The photophysical properties of three [M(phen)2dppz]2+ (M=Ru and Zn) derivatives for two-photon photodynamic therapy: Insights from theoretical investigations

Abstract

Density Function Theory (DFT) and Time-Dependent Density Functional Theory (TD-DFT) are used to access the photophysical properties of [Ru(phen)2dppz]2+ and two designed [Zn(phen)2dppz]2+ derivatives for two-photon photodynamic therapy. The geometrical structures, electronic properties, one-photon and two photon absorption properties, spin-orbit matrix elements and energy gaps ΔES-T are calculated. The results demonstrate that the absorption wavelengths of these complexes are within the so-called phototherapeutic windows and have large two-photon absorption cross-sections to deeply permeate cancer tissue, especially for the [Zn(phen)2dppz]2+ derivatives with large π-conjugate surface. Furthermore, T1 energy of these three complexes is all higher than that required of generating singlet oxygen (0.98 eV). More importantly, the SOC constants and energy gap ΔES-T of these complexes indicating the ISC process can be effectively completed.
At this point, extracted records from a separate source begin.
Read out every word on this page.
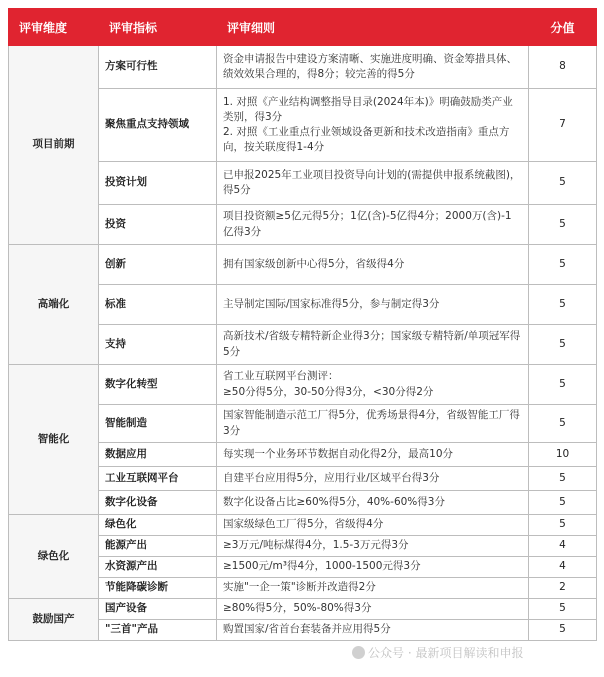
评审维度	评审指标	评审细则	分值
项目前期	方案可行性	资金申请报告中建设方案清晰、实施进度明确、资金筹措具体、绩效效果合理的，得8分；较完善的得5分	8
	聚焦重点支持领域	1. 对照《产业结构调整指导目录(2024年本)》明确鼓励类产业类别，得3分
2. 对照《工业重点行业领域设备更新和技术改造指南》重点方向，按关联度得1-4分	7
	投资计划	已申报2025年工业项目投资导向计划的(需提供申报系统截图)，得5分	5
	投资	项目投资额≥5亿元得5分；1亿(含)-5亿得4分；2000万(含)-1亿得3分	5
高端化	创新	拥有国家级创新中心得5分，省级得4分	5
	标准	主导制定国际/国家标准得5分，参与制定得3分	5
	支持	高新技术/省级专精特新企业得3分；国家级专精特新/单项冠军得5分	5
智能化	数字化转型	省工业互联网平台测评：
≥50分得5分，30-50分得3分，<30分得2分	5
	智能制造	国家智能制造示范工厂得5分，优秀场景得4分，省级智能工厂得3分	5
	数据应用	每实现一个业务环节数据自动化得2分，最高10分	10
	工业互联网平台	自建平台应用得5分，应用行业/区域平台得3分	5
	数字化设备	数字化设备占比≥60%得5分，40%-60%得3分	5
绿色化	绿色化	国家级绿色工厂得5分，省级得4分	5
	能源产出	≥3万元/吨标煤得4分，1.5-3万元得3分	4
	水资源产出	≥1500元/m³得4分，1000-1500元得3分	4
	节能降碳诊断	实施"一企一策"诊断并改造得2分	2
鼓励国产	国产设备	≥80%得5分，50%-80%得3分	5
	"三首"产品	购置国家/省首台套装备并应用得5分	5
公众号 · 最新项目解读和申报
Therefore, these three complexes all can be used as potential candidates in TP-PDT. In particular, the [Zn(phen)2dppz]2+ derivatives with large π-conjugate surface is proposed due to its low costing. Our study may help to rationalize the available experimental data and establish some guidelines for designing novel potential photosensitizers in two-photon photodynamic therapy.